Per gli etruschi l’Amiata era la terra sacra, dove dimorava la loro divinità più importante: Tinia. E Tinia sia… La massima divinità etrusca venerata dal misterioso popolo degli Etruschi, che nelle viscere di questo antichissimo vulcano, alle cui basi si sprigionano delle importanti fonti termali come quelle di Bagni San Filippo e Antiche Terme Vignoni, ha protetto la scalata dei corridori sulla vetta, a 1738 metri di altitudine. Una pedalata comunque agile per una salita ad un monte che è molto simile e ben più corta di quella ad esempio del Monte Grappa o del Cansiglio.
Una pedalata che è servita a scremare il gruppo ma non a fare la differenza che si sperava. Amiata ricca di miniere metallurgiche, era l’oro degli Etruschi ed in seguito dei romani. Vi estraevano metalli utilizzati per forgiare armi o per uso domestico. Ma solo alla fine dell’Ottocento venne aperta una delle più importanti miniere di mercurio del mondo (seconda per ricchezza solamente a quella di Almaden in Spagna). L’attività di estrazione e trasformazione del cinabro (da cui si ricava il mercurio), contribuì enormemente allo sviluppo industriale ed economico di Abbadia San Salvatore e del territorio. Il cinabro, materiale inquietante ed esoterico, tossico per l’uomo, è un materiale che si trasforma. Utilizzato come perifrasi in filosofia da Immanuel Kant come esempio nella complessa dimostrazione di una regolarità delle apparenze (fenomeni). Per la sua capacità di trasformarsi in mercurio, il cinabro è alla base di tutto il pensiero alchemico cinese dell’antichità, e riveste un ruolo di primaria importanza anche nelle tecniche di longevità e di ricerca dell’immortalità, proprie del Taoismo. E nel taoismo si parla pure di campi di cinabro considerati certi luoghi del corpo sede di trasformazioni e di mutazioni. Il cinabro è nell’alchimia cinese la materia prima della pietra filosofale. In altre parole, il cinabro è il materiale di base per l’elaborazione dell’oro nell’alchimia esterna e dell’elisir di immortalità nell’alchimia interiore.
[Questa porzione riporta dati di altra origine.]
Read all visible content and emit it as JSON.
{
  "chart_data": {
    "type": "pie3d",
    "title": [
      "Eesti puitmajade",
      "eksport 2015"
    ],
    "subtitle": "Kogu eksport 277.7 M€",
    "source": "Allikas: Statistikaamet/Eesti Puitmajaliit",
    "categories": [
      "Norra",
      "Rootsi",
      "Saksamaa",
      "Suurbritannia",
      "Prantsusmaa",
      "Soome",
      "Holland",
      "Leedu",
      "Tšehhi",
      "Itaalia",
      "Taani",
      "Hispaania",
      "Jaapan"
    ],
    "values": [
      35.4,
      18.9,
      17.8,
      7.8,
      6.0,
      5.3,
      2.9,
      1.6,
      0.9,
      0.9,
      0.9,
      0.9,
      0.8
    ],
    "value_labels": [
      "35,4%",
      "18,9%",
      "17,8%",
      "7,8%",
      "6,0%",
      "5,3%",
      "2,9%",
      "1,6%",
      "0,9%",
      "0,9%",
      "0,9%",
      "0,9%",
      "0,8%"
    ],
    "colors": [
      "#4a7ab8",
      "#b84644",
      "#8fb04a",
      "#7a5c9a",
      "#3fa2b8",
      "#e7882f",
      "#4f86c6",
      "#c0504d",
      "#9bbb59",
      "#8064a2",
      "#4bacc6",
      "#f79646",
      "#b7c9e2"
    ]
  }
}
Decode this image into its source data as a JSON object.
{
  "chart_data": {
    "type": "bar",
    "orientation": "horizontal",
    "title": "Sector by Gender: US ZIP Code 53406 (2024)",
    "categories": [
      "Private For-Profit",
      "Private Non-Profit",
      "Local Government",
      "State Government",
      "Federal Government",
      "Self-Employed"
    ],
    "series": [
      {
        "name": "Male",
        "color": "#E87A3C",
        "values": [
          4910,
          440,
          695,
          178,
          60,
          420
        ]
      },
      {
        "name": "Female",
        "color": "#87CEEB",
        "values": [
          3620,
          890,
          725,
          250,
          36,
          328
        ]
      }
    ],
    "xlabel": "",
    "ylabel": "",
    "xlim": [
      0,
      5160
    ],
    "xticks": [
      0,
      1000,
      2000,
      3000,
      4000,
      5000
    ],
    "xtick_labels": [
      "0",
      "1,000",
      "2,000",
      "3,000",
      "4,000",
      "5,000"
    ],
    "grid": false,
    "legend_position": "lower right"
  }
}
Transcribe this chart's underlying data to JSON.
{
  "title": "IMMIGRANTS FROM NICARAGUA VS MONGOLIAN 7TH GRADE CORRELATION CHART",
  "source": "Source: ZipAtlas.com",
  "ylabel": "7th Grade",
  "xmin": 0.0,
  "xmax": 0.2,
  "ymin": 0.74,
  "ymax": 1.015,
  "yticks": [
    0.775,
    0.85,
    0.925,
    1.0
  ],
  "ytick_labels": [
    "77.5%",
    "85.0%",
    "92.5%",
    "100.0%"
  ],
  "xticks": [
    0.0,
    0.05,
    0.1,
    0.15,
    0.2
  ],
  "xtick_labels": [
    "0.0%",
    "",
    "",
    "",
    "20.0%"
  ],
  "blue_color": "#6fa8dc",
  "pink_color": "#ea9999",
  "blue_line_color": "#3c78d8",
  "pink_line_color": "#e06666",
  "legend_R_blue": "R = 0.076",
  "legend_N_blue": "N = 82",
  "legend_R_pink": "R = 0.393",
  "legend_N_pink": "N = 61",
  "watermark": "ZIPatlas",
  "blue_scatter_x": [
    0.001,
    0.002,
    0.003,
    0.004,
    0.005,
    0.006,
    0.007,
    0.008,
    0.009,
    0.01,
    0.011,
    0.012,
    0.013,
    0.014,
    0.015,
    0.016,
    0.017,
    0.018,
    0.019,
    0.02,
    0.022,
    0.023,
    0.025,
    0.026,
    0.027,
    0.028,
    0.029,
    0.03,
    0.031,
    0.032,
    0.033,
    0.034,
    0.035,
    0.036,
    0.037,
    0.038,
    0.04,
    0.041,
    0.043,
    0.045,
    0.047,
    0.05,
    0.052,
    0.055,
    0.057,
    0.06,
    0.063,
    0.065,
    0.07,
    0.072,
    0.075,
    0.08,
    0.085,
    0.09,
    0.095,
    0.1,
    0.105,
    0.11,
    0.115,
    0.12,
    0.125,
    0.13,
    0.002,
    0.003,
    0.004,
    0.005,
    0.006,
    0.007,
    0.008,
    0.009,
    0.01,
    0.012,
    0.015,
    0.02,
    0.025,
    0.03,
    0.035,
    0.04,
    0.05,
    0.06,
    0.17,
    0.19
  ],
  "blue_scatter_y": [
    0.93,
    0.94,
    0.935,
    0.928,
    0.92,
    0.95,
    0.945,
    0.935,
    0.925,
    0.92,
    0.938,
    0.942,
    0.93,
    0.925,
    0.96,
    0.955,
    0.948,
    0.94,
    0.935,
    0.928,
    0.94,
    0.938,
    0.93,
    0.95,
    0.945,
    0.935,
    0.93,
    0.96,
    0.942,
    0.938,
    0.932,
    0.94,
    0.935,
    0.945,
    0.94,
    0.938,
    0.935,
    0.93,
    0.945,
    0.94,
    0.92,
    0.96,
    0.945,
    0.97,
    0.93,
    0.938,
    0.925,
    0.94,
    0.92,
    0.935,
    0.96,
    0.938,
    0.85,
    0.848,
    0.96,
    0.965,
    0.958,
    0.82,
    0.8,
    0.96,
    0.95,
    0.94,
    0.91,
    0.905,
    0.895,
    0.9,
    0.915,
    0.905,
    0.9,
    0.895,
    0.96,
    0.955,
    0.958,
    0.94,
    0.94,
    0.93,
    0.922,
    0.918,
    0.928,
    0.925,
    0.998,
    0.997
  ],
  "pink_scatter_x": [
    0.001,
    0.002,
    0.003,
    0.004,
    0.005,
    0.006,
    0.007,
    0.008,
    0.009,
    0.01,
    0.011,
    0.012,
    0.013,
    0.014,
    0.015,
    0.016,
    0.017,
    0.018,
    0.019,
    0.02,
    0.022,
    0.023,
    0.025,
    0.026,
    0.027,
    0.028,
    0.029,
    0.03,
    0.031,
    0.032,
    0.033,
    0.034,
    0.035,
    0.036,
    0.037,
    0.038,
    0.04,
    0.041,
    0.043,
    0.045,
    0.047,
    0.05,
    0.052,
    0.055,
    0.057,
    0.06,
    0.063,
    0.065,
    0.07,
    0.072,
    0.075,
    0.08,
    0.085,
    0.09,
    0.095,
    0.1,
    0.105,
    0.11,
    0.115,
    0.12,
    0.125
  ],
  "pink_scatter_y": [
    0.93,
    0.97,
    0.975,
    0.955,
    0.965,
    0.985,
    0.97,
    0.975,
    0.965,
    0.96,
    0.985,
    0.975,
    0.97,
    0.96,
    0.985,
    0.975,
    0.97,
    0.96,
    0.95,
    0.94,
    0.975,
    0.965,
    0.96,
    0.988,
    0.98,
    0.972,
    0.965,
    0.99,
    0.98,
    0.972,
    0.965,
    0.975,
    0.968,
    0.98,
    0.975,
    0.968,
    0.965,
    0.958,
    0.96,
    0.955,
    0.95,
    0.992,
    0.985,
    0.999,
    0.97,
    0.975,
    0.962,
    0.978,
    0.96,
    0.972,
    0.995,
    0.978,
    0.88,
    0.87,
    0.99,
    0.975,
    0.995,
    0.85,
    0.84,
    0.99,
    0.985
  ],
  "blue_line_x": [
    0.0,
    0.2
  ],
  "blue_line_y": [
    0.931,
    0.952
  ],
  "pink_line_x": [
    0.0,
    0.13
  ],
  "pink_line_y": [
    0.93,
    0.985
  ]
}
Il cinabro è insomma simile alla trasformazione del corridore quando affronta la salita. In molti casi il corridore di fronte alle pendenze si esalta in tutti gli altri si ammorba, si accascia, si annienta. La salita del cinabro alla vetta del mons Tuniatus-Montuniata, così come lo chiamavano i romani, può essere tossico per chi non regge i quasi 12 chilometri di salita. Una tappa strana quella del Monte Amiata, che non ha fatto la selezione che ci si attendeva. Ma che ha messo in evidenza comunque le qualità degli stranieri e la loro capacità di soffrire più dei corridori azzurri. Sarà il cinabro, sarà il mercurio trasformato, ma i pesci azzurri hanno abboccato ai giochini dei team stranieri che non hanno dato spazio ai corridori italiani.
Quattro stranieri, Viktor Verschaeve della Lotto Soudal che sgasa sul cambio e domina la tappa dell’Amiata, tallonato da Wildauer della Tirol, Bayembayev della Astana e il colombiano Pena Jumenez a gestire le posizioni in seconda battuta sulla salita etrusca. A nulla possono i tentativi ritardatari di Alessandro Teodoro Monaco e Alessandro Covi. Ma Ardila con Rubio alle spalle non si arrende e uscito come un lancio di fionda dal gruppetto inseguitore si mette in caccia di Vershaeve e lascia con un palmo di secondi il belga dominatore della tappa. Questa volta la vetta dell’Amiata non la conquistano gli Etruschi bensì i colombiani che scombinano la classifica e sul monte toscano danno vita letteralmente ad uno show.